Description:
It could be duplicate of something in:
https://bugs.mysql.com/search.php?search_for=materialization&status=Active&severity=&limit...
but I'm not sure because, contrary to the bugs above, my query has the subquery in the JOIN ON condition.
Verified in 8.0.29 and 8.0.18.
Please, run the mtr test in "how to repeat".
Results:
SELECT /*+ join_prefix(t1,t2) */ t1.id, t2.id
FROM t1 LEFT JOIN t2 ON t1.id = t2.id2 AND
t2.id IN (SELECT /*+ semijoin(materialization) */ id3 FROM t3 WHERE id4 = 100 AND val = 2) ;
id id
1 3
SELECT /*+ join_prefix(t1,t2) */ t1.id, t2.id
FROM t1 LEFT JOIN t2 ON t1.id = t2.id2 AND
t2.id IN (SELECT /*+ no_semijoin(materialization) */ id3 FROM t3 WHERE id4 = 100 AND val = 2) ;
id id
1 NULL
the first result is wrong.
How to repeat:
CREATE TABLE t1 (
id int NOT NULL
);
INSERT INTO t1 VALUES (1);
CREATE TABLE t2 (
id int NOT NULL,
id2 int NOT NULL
);
INSERT INTO t2 VALUES (3,1);
CREATE TABLE t3 (
id3 int NOT NULL,
id4 int NOT NULL,
val int NOT NULL
);
INSERT INTO t3 VALUES (3,100,4);
analyze table t1,t2,t3;
SELECT /*+ join_prefix(t1,t2) */ t1.id, t2.id
FROM t1 LEFT JOIN t2 ON t1.id = t2.id2 AND
t2.id IN (SELECT /*+ semijoin(materialization) */ id3 FROM t3 WHERE id4 = 100 AND val = 2) ;
SELECT /*+ join_prefix(t1,t2) */ t1.id, t2.id
FROM t1 LEFT JOIN t2 ON t1.id = t2.id2 AND
t2.id IN (SELECT /*+ no_semijoin(materialization) */ id3 FROM t3 WHERE id4 = 100 AND val = 2) ;
drop table t1,t2,t3;
Suggested fix:
Looking at EXPLAIN of the wrong query:
explain format=tree SELECT /*+ join_prefix(t1,t2) */ t1.id, t2.id
FROM t1 LEFT JOIN t2 ON t1.id = t2.id2 AND
t2.id IN (SELECT /*+ semijoin(materialization) */ id3 FROM t3 WHERE id4 = 100 AND val = 2) ;
EXPLAIN
-> Nested loop left join (cost=0.70 rows=1)

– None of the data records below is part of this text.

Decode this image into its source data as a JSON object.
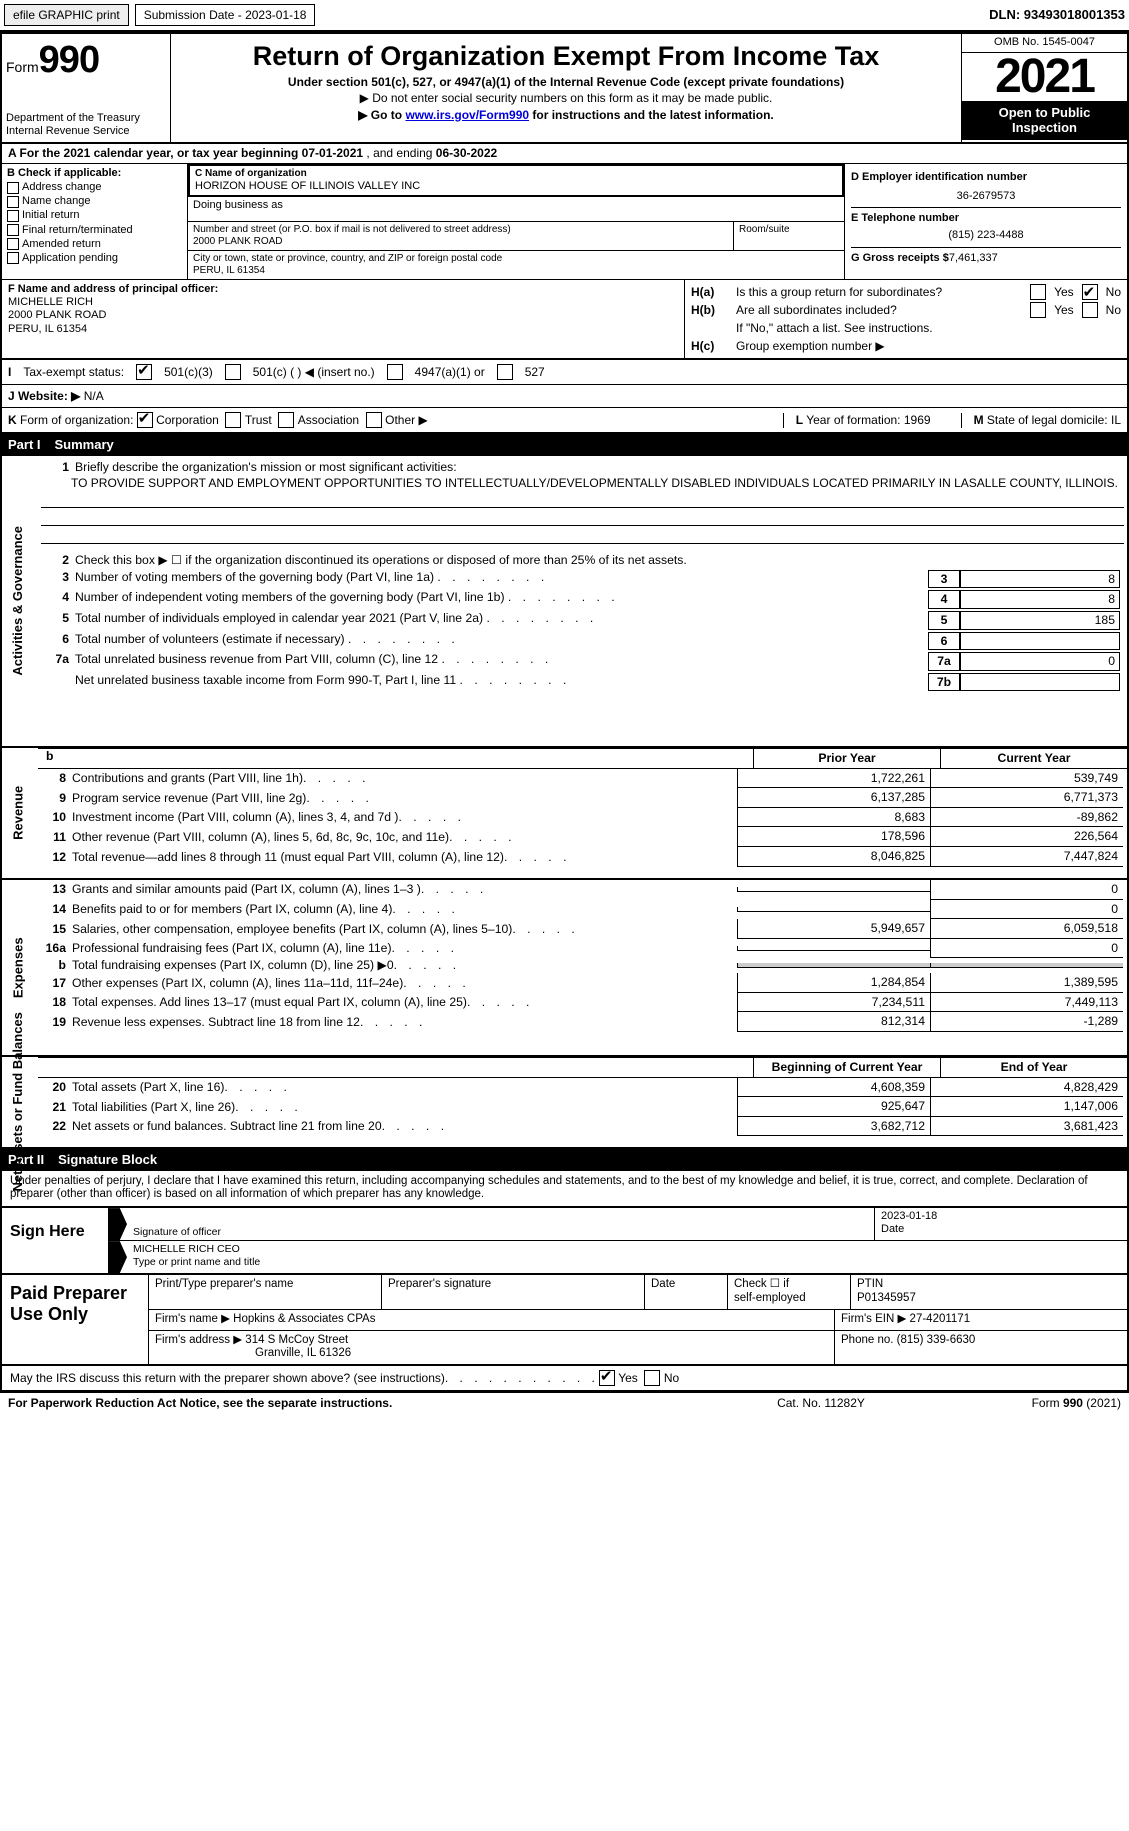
{
  "topbar": {
    "efile": "efile GRAPHIC print",
    "submission": "Submission Date - 2023-01-18",
    "dln": "DLN: 93493018001353"
  },
  "header": {
    "form_word": "Form",
    "form_num": "990",
    "dept": "Department of the Treasury",
    "irs": "Internal Revenue Service",
    "title": "Return of Organization Exempt From Income Tax",
    "sub1": "Under section 501(c), 527, or 4947(a)(1) of the Internal Revenue Code (except private foundations)",
    "sub2": "▶ Do not enter social security numbers on this form as it may be made public.",
    "sub3_pre": "▶ Go to ",
    "sub3_link": "www.irs.gov/Form990",
    "sub3_post": " for instructions and the latest information.",
    "omb": "OMB No. 1545-0047",
    "year": "2021",
    "pub": "Open to Public Inspection"
  },
  "rowA": {
    "pre": "A For the 2021 calendar year, or tax year beginning ",
    "begin": "07-01-2021",
    "mid": " , and ending ",
    "end": "06-30-2022"
  },
  "B": {
    "hdr": "B Check if applicable:",
    "items": [
      "Address change",
      "Name change",
      "Initial return",
      "Final return/terminated",
      "Amended return",
      "Application pending"
    ]
  },
  "C": {
    "lbl": "C Name of organization",
    "name": "HORIZON HOUSE OF ILLINOIS VALLEY INC",
    "dba": "Doing business as",
    "street_lbl": "Number and street (or P.O. box if mail is not delivered to street address)",
    "street": "2000 PLANK ROAD",
    "room_lbl": "Room/suite",
    "city_lbl": "City or town, state or province, country, and ZIP or foreign postal code",
    "city": "PERU, IL  61354"
  },
  "D": {
    "lbl": "D Employer identification number",
    "val": "36-2679573"
  },
  "E": {
    "lbl": "E Telephone number",
    "val": "(815) 223-4488"
  },
  "G": {
    "lbl": "G Gross receipts $",
    "val": "7,461,337"
  },
  "F": {
    "lbl": "F  Name and address of principal officer:",
    "name": "MICHELLE RICH",
    "addr1": "2000 PLANK ROAD",
    "addr2": "PERU, IL  61354"
  },
  "H": {
    "a_lbl": "H(a)",
    "a_txt": "Is this a group return for subordinates?",
    "b_lbl": "H(b)",
    "b_txt": "Are all subordinates included?",
    "note": "If \"No,\" attach a list. See instructions.",
    "c_lbl": "H(c)",
    "c_txt": "Group exemption number ▶",
    "yes": "Yes",
    "no": "No"
  },
  "I": {
    "lbl": "I",
    "txt": "Tax-exempt status:",
    "o1": "501(c)(3)",
    "o2": "501(c) (   ) ◀ (insert no.)",
    "o3": "4947(a)(1) or",
    "o4": "527"
  },
  "J": {
    "lbl": "J",
    "txt": "Website: ▶",
    "val": "N/A"
  },
  "K": {
    "lbl": "K",
    "txt": "Form of organization:",
    "o1": "Corporation",
    "o2": "Trust",
    "o3": "Association",
    "o4": "Other ▶"
  },
  "L": {
    "lbl": "L",
    "txt": "Year of formation:",
    "val": "1969"
  },
  "M": {
    "lbl": "M",
    "txt": "State of legal domicile:",
    "val": "IL"
  },
  "part1": {
    "part": "Part I",
    "title": "Summary"
  },
  "s1": {
    "q1": "Briefly describe the organization's mission or most significant activities:",
    "mission": "TO PROVIDE SUPPORT AND EMPLOYMENT OPPORTUNITIES TO INTELLECTUALLY/DEVELOPMENTALLY DISABLED INDIVIDUALS LOCATED PRIMARILY IN LASALLE COUNTY, ILLINOIS.",
    "q2": "Check this box ▶ ☐  if the organization discontinued its operations or disposed of more than 25% of its net assets.",
    "lines": [
      {
        "n": "3",
        "t": "Number of voting members of the governing body (Part VI, line 1a)",
        "b": "3",
        "v": "8"
      },
      {
        "n": "4",
        "t": "Number of independent voting members of the governing body (Part VI, line 1b)",
        "b": "4",
        "v": "8"
      },
      {
        "n": "5",
        "t": "Total number of individuals employed in calendar year 2021 (Part V, line 2a)",
        "b": "5",
        "v": "185"
      },
      {
        "n": "6",
        "t": "Total number of volunteers (estimate if necessary)",
        "b": "6",
        "v": ""
      },
      {
        "n": "7a",
        "t": "Total unrelated business revenue from Part VIII, column (C), line 12",
        "b": "7a",
        "v": "0"
      },
      {
        "n": "",
        "t": "Net unrelated business taxable income from Form 990-T, Part I, line 11",
        "b": "7b",
        "v": ""
      }
    ]
  },
  "colhdr": {
    "py": "Prior Year",
    "cy": "Current Year"
  },
  "rev": [
    {
      "n": "8",
      "t": "Contributions and grants (Part VIII, line 1h)",
      "v1": "1,722,261",
      "v2": "539,749"
    },
    {
      "n": "9",
      "t": "Program service revenue (Part VIII, line 2g)",
      "v1": "6,137,285",
      "v2": "6,771,373"
    },
    {
      "n": "10",
      "t": "Investment income (Part VIII, column (A), lines 3, 4, and 7d )",
      "v1": "8,683",
      "v2": "-89,862"
    },
    {
      "n": "11",
      "t": "Other revenue (Part VIII, column (A), lines 5, 6d, 8c, 9c, 10c, and 11e)",
      "v1": "178,596",
      "v2": "226,564"
    },
    {
      "n": "12",
      "t": "Total revenue—add lines 8 through 11 (must equal Part VIII, column (A), line 12)",
      "v1": "8,046,825",
      "v2": "7,447,824"
    }
  ],
  "exp": [
    {
      "n": "13",
      "t": "Grants and similar amounts paid (Part IX, column (A), lines 1–3 )",
      "v1": "",
      "v2": "0"
    },
    {
      "n": "14",
      "t": "Benefits paid to or for members (Part IX, column (A), line 4)",
      "v1": "",
      "v2": "0"
    },
    {
      "n": "15",
      "t": "Salaries, other compensation, employee benefits (Part IX, column (A), lines 5–10)",
      "v1": "5,949,657",
      "v2": "6,059,518"
    },
    {
      "n": "16a",
      "t": "Professional fundraising fees (Part IX, column (A), line 11e)",
      "v1": "",
      "v2": "0"
    },
    {
      "n": "b",
      "t": "Total fundraising expenses (Part IX, column (D), line 25) ▶0",
      "v1": "sh",
      "v2": "sh"
    },
    {
      "n": "17",
      "t": "Other expenses (Part IX, column (A), lines 11a–11d, 11f–24e)",
      "v1": "1,284,854",
      "v2": "1,389,595"
    },
    {
      "n": "18",
      "t": "Total expenses. Add lines 13–17 (must equal Part IX, column (A), line 25)",
      "v1": "7,234,511",
      "v2": "7,449,113"
    },
    {
      "n": "19",
      "t": "Revenue less expenses. Subtract line 18 from line 12",
      "v1": "812,314",
      "v2": "-1,289"
    }
  ],
  "colhdr2": {
    "py": "Beginning of Current Year",
    "cy": "End of Year"
  },
  "net": [
    {
      "n": "20",
      "t": "Total assets (Part X, line 16)",
      "v1": "4,608,359",
      "v2": "4,828,429"
    },
    {
      "n": "21",
      "t": "Total liabilities (Part X, line 26)",
      "v1": "925,647",
      "v2": "1,147,006"
    },
    {
      "n": "22",
      "t": "Net assets or fund balances. Subtract line 21 from line 20",
      "v1": "3,682,712",
      "v2": "3,681,423"
    }
  ],
  "sides": {
    "s1": "Activities & Governance",
    "s2": "Revenue",
    "s3": "Expenses",
    "s4": "Net Assets or Fund Balances"
  },
  "part2": {
    "part": "Part II",
    "title": "Signature Block"
  },
  "decl": "Under penalties of perjury, I declare that I have examined this return, including accompanying schedules and statements, and to the best of my knowledge and belief, it is true, correct, and complete. Declaration of preparer (other than officer) is based on all information of which preparer has any knowledge.",
  "sign": {
    "hdr": "Sign Here",
    "sig_lbl": "Signature of officer",
    "date": "2023-01-18",
    "name": "MICHELLE RICH CEO",
    "name_lbl": "Type or print name and title"
  },
  "paid": {
    "hdr": "Paid Preparer Use Only",
    "c1": "Print/Type preparer's name",
    "c2": "Preparer's signature",
    "c3": "Date",
    "c4a": "Check ☐ if",
    "c4b": "self-employed",
    "c5": "PTIN",
    "ptin": "P01345957",
    "firm_lbl": "Firm's name    ▶",
    "firm": "Hopkins & Associates CPAs",
    "ein_lbl": "Firm's EIN ▶",
    "ein": "27-4201171",
    "addr_lbl": "Firm's address ▶",
    "addr1": "314 S McCoy Street",
    "addr2": "Granville, IL  61326",
    "phone_lbl": "Phone no.",
    "phone": "(815) 339-6630"
  },
  "discuss": {
    "txt": "May the IRS discuss this return with the preparer shown above? (see instructions)",
    "yes": "Yes",
    "no": "No"
  },
  "foot": {
    "f1": "For Paperwork Reduction Act Notice, see the separate instructions.",
    "f2": "Cat. No. 11282Y",
    "f3": "Form 990 (2021)"
  }
}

-> Table scan on t1 (cost=0.35 rows=1)
-> Nested loop inner join (cost=0.55 rows=1)
-> Filter: (t2.id2 = t1.id) (cost=0.35 rows=1)
-> Table scan on t2 (cost=0.35 rows=1)
-> Single-row index lookup on <subquery2> using <auto_distinct_key> (id3=t2.id)
-> Materialize with deduplication (cost=0.45..0.45 rows=1)
-> Filter: (t3.id3 is not null) (cost=0.35 rows=1)
-> Table scan on t3 (cost=0.35 rows=1)
you can see that "val=2" is nowhere in EXPLAIN. Apparently it has been lost, hence the false matches. There is actually no row with val=2 in t3.